According to her, she experienced two maternal deaths at the labour ward which moved her to go back to her country, The Netherlands, to bring the equipment to help enhance maternal and newborn care  at the hospital.

The equipment, including three new modern delivery beds, incubators, baby cots, theatre beds, surgical equipment, mattresses, bed sheets and GTG equipment used in examining the heart beats of unborn babies while in the mother’s womb, were purchased with her own pocket money.

Ms Hoek also made a similar donation to the Yendi Government Hospital in the Yendi Municipality of the Northern Region.

Maternal deaths

The Medical Superintendent of the Central Hospital, Dr Mahamadu Mbiniwaya, said the equipment had come in at the right time since lack of such delivery equipment was a challenge to the efforts by the hospital to help reduce maternal and infant mortality.
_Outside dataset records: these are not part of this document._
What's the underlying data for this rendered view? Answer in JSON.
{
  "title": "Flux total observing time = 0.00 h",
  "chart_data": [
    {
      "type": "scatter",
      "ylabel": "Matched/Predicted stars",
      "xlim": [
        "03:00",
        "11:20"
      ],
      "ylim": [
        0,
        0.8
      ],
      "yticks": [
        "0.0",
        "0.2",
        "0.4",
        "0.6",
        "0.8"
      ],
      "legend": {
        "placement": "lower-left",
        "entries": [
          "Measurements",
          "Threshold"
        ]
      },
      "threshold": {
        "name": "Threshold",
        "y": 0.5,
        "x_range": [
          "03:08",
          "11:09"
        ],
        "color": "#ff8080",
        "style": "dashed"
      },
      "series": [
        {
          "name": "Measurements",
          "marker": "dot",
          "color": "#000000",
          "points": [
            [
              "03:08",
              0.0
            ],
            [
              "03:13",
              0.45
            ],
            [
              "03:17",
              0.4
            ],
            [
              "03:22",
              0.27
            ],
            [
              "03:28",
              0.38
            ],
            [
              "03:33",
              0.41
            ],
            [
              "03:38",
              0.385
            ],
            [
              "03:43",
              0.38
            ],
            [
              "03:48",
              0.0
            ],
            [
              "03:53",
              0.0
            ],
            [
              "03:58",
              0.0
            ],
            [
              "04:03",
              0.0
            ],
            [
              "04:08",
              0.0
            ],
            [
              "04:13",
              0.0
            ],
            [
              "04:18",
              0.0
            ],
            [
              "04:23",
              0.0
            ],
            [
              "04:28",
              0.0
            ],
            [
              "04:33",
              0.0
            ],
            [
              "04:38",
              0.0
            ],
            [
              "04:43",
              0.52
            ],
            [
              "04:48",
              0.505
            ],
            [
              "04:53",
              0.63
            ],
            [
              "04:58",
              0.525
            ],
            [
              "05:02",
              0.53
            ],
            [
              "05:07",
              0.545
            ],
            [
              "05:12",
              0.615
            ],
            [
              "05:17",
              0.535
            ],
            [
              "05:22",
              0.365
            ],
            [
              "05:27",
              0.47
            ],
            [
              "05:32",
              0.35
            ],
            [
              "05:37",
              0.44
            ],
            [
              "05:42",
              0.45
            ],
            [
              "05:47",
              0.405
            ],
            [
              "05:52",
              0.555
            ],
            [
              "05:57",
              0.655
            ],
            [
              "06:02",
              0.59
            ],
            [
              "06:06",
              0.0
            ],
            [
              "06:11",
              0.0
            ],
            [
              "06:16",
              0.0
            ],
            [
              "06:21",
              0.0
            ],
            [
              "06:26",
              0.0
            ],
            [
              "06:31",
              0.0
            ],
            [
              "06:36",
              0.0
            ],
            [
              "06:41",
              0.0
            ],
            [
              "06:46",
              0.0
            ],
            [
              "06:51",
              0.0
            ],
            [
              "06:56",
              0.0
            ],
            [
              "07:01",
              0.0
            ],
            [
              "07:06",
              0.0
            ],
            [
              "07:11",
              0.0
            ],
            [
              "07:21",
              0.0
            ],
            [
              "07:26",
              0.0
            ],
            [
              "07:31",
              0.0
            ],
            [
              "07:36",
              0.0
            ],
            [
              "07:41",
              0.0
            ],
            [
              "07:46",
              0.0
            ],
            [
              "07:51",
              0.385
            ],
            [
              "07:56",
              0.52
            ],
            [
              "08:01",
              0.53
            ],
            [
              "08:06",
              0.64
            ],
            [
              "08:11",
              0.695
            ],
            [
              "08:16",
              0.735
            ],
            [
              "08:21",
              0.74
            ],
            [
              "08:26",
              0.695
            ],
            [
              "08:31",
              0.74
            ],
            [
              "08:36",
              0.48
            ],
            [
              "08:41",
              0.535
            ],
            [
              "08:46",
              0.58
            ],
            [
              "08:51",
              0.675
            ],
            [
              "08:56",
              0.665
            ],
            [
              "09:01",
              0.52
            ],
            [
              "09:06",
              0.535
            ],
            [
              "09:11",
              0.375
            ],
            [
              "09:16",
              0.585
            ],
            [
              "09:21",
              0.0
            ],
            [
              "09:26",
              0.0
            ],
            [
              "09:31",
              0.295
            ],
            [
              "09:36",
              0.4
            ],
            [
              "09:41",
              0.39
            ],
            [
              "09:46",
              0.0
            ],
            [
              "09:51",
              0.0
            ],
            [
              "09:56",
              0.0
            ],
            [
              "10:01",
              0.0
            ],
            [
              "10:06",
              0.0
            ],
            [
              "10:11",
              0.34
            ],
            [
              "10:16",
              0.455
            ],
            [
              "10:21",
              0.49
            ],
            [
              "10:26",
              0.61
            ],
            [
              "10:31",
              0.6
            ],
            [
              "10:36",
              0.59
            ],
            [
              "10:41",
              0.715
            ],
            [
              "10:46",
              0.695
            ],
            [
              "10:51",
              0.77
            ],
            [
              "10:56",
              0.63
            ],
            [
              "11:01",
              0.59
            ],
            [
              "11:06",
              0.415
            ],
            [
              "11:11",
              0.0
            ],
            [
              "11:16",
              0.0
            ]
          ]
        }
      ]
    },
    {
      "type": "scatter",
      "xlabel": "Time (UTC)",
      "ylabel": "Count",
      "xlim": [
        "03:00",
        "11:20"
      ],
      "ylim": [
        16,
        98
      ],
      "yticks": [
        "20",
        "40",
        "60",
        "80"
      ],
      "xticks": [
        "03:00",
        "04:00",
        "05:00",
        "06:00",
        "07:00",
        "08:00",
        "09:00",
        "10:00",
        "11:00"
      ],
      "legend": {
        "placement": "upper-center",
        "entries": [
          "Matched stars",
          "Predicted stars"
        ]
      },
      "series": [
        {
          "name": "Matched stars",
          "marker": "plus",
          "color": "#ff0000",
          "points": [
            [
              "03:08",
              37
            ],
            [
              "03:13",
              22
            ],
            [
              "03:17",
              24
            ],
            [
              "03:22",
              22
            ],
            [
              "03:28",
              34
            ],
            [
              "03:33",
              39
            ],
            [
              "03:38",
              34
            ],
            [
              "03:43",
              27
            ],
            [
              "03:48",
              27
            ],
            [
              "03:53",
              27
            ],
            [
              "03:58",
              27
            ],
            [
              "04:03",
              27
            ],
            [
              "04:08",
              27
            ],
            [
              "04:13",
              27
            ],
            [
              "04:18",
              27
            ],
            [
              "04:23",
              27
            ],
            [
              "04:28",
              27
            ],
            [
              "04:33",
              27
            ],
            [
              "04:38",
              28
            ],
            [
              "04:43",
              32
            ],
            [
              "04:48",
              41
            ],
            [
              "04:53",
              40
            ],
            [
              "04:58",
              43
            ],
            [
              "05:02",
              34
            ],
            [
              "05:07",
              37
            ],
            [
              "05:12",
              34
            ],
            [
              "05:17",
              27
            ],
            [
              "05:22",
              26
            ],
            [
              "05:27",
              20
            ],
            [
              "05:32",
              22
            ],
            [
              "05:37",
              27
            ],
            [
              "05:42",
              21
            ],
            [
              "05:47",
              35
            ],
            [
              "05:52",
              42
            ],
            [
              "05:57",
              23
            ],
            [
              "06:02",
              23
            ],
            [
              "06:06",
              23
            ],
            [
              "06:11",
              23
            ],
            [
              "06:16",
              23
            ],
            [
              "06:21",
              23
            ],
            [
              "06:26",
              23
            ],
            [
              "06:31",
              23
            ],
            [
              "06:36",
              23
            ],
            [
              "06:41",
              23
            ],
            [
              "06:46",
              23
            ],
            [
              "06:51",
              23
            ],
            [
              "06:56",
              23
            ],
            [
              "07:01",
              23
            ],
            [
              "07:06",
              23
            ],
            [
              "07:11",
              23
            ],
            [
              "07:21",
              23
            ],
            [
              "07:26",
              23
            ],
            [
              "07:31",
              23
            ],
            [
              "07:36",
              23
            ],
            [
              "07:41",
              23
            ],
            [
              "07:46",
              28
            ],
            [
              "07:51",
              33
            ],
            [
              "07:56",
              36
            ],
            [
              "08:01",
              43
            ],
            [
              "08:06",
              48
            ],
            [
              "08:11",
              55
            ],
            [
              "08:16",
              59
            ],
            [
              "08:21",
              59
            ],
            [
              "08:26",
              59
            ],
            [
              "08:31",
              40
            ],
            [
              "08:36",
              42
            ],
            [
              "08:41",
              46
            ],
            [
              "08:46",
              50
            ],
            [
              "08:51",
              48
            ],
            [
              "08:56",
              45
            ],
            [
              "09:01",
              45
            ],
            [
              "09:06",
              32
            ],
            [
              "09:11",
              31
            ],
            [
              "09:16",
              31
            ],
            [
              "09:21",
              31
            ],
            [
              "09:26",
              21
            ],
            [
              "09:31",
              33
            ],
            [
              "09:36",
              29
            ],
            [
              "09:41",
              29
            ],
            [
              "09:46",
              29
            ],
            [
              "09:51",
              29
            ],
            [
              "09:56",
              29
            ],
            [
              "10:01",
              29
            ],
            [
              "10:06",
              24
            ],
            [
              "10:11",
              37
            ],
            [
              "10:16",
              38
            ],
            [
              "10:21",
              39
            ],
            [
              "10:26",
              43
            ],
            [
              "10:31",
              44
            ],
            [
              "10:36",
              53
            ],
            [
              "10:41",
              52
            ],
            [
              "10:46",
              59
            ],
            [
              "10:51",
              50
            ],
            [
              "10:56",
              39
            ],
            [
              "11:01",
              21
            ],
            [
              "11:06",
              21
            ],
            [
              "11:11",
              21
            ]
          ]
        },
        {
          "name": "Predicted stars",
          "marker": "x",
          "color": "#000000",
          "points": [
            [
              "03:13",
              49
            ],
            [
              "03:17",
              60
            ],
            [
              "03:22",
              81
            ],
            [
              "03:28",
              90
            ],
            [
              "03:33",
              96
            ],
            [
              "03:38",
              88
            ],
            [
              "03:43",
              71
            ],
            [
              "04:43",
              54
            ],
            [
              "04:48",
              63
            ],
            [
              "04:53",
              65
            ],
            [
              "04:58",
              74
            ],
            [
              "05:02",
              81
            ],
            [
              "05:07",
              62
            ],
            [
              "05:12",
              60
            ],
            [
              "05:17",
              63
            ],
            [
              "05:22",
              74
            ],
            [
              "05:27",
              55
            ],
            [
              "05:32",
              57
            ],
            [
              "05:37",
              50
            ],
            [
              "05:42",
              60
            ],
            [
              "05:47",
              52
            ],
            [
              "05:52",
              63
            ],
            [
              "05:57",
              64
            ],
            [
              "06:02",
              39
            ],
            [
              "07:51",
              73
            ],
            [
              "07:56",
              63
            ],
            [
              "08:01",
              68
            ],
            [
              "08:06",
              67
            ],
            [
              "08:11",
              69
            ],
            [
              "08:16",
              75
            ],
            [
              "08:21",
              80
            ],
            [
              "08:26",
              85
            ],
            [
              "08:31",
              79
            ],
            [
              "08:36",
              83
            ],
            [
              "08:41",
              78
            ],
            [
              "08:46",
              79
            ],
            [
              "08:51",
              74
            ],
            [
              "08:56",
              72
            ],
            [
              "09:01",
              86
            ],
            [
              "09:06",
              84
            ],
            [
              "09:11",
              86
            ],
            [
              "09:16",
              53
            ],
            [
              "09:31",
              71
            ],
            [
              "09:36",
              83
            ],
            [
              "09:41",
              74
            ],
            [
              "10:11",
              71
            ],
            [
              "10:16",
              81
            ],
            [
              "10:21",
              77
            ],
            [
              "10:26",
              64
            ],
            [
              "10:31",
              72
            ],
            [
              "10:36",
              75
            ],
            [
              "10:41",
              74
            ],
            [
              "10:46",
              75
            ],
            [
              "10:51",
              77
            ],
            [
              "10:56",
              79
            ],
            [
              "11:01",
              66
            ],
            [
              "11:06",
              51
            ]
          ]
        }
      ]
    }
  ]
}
Dr Mbiniwaya told the Daily Graphic in an interview that the hospital, in 2016, recorded five maternal deaths which could have been prevented with the right modern equipment, commending Ms Hoek for the gesture.

Dr Mbiniwaya also used the opportunity to appeal for support for the tarring of the entire compound of the hospital to help reduce the dust and the mud experienced during each dry and rainy season, respectively.

He stated that the situation got worse during the rainy season as patients who visited the facility carried the mud into the wards and consulting rooms which negatively impacted on the quality of health care at the hospital.

He said it was unfortunate that the hospital, which was constructed in 1928 to serve the people of Tamale and its environs, had not been tarred.

Appreciation

The Deputy Director in charge of Administration at the Northern Regional Health Directorate, Mr Imoro Mahama, who received the items on behalf of the hospital at a short ceremony at the forecourt of the Fistula Centre at the hospital last Wednesday, expressed his appreciation to the donor for the gesture.

The equipment, he said, would go a long way to improve upon maternal health care at the hospital and also prevent deaths among newborns, especially premature babies.

He appealed to other individuals, groups and corporate organisations to emulate Ms Hoek’s gesture by supporting health care at the periphery since government alone could not shoulder all the responsibilities in providing modern equipment in all  hospitals across the country.